Hat das überhaupt eine Bedeutung? Ich kann dir jetzt schon sagen, welcher Bastard es brechen wird!

Das waren die Worte eines Kollegen, als er gebeten wurde, ein Embargo für ein bald auf den Markt kommendes Produkt zu unterschreiben. Und nein, das waren nicht die Worte einer Person, die eifersüchtig auf einen hochkarätigen Rivalen war. Sicher genug wurde das Produkt-Embargo von einigen angesehenen Personen gebrochen. Und das gab erneut Anlass zu einer Frage, die in den indischen Tech-Medien zunehmend diskutiert wird:

Macht es Sinn, Embargos für Produkte zu unterschreiben oder sie zu respektieren?

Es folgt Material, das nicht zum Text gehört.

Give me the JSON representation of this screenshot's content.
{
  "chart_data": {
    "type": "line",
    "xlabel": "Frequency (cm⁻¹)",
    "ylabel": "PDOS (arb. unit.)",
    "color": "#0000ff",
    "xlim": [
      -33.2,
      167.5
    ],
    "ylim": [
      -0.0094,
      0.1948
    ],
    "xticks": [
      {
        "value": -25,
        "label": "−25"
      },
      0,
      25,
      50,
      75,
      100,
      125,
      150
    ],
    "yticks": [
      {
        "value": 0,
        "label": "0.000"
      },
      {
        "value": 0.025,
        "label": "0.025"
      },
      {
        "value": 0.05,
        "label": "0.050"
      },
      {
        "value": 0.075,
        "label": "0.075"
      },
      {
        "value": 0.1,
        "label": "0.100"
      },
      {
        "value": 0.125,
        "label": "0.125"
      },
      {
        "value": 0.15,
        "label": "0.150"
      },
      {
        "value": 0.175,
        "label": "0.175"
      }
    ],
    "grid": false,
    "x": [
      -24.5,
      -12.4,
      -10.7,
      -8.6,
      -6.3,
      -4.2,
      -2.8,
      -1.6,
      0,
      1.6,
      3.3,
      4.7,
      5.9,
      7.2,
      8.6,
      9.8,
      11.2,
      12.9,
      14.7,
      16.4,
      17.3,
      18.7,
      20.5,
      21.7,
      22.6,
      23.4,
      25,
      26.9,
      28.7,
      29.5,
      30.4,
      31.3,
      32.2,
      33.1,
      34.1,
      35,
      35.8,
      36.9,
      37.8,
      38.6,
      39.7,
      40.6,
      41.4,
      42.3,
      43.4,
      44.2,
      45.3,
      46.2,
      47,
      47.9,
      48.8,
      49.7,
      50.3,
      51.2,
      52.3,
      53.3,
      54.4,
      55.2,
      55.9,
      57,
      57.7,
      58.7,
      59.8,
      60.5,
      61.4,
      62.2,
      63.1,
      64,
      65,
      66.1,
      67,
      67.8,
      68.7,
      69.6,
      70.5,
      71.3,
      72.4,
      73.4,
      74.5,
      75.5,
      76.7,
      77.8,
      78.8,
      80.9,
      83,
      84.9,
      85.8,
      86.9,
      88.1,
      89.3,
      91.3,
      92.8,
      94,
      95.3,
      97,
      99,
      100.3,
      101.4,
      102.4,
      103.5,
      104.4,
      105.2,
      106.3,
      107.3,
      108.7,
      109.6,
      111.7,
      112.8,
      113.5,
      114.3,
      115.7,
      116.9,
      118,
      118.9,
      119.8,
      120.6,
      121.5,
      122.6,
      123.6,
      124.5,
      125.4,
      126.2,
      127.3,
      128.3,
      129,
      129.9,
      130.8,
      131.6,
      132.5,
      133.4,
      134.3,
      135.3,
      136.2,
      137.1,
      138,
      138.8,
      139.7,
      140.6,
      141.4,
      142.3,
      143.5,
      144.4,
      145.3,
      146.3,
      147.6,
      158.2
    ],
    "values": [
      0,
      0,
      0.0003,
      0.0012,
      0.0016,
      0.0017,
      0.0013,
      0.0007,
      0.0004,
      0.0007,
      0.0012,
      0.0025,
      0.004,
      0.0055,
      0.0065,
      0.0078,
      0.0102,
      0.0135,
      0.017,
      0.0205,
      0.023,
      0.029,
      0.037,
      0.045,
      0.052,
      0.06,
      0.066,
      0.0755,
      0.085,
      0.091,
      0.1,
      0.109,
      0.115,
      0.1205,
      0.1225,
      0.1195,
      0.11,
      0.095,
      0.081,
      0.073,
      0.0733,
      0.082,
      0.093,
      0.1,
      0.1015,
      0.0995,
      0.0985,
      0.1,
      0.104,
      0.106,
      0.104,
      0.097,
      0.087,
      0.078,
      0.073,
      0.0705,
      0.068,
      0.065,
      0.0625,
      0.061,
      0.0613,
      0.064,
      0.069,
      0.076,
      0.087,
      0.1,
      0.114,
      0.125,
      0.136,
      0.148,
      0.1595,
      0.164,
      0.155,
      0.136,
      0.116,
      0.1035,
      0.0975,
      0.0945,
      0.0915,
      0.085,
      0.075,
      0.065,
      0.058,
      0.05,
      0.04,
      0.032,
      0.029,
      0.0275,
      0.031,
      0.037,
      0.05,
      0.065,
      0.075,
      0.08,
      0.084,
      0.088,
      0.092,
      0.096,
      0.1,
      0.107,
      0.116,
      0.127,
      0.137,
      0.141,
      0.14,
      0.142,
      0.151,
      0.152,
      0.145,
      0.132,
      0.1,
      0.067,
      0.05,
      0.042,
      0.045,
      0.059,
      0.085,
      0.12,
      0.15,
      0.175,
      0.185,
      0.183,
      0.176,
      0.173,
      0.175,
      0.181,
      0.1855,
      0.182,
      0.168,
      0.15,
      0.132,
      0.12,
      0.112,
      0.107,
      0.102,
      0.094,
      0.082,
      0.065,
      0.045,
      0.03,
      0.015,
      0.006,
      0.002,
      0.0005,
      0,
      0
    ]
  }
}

Bevor ich auf die Sache eingehe, ein kurzes Wort zu dem, was ein Embargo oder der Embargo-Brief ist. In einfachen Worten ist es ein Dokument, das eine Person aus den Medien unterschreibt, wenn sie erlaubt ist, ein Produkt oder eine Dienstleistung vor der Markteinführung zu nutzen. Durch die Unterzeichnung des Dokuments verspricht die Person aus den Medien, nicht über dieses Produkt oder diese Dienstleistung vor einem bestimmten Datum (in der Regel dem Datum der Markteinführung) zu schreiben. Die Idee eines Embargos ist einfach – den Medien Zugang zu einem Produkt oder einer Dienstleistung zu gewähren, lange bevor es der allgemeinen Öffentlichkeit zur Verfügung steht, damit Artikel und Bewertungen darüber genau zum Zeitpunkt der Markteinführung erscheinen können, wenn die Neugier darüber am höchsten ist. Ein Unternehmen, das beispielsweise ein Telefon am 21. Juni auf den Markt bringt, könnte den Rezensenten das Gerät am 10. Juni geben, aber darauf bestehen, dass sie nicht darüber schreiben dürfen, bis zum 21. Juni – das Versprechen, nicht vor einem bestimmten Datum über das Produkt zu schreiben, ist der Preis, den eine Person aus den Medien für den frühen Zugang zahlt. Es ist eine gut etablierte Praxis, die nun schon seit einigen Jahrzehnten besteht.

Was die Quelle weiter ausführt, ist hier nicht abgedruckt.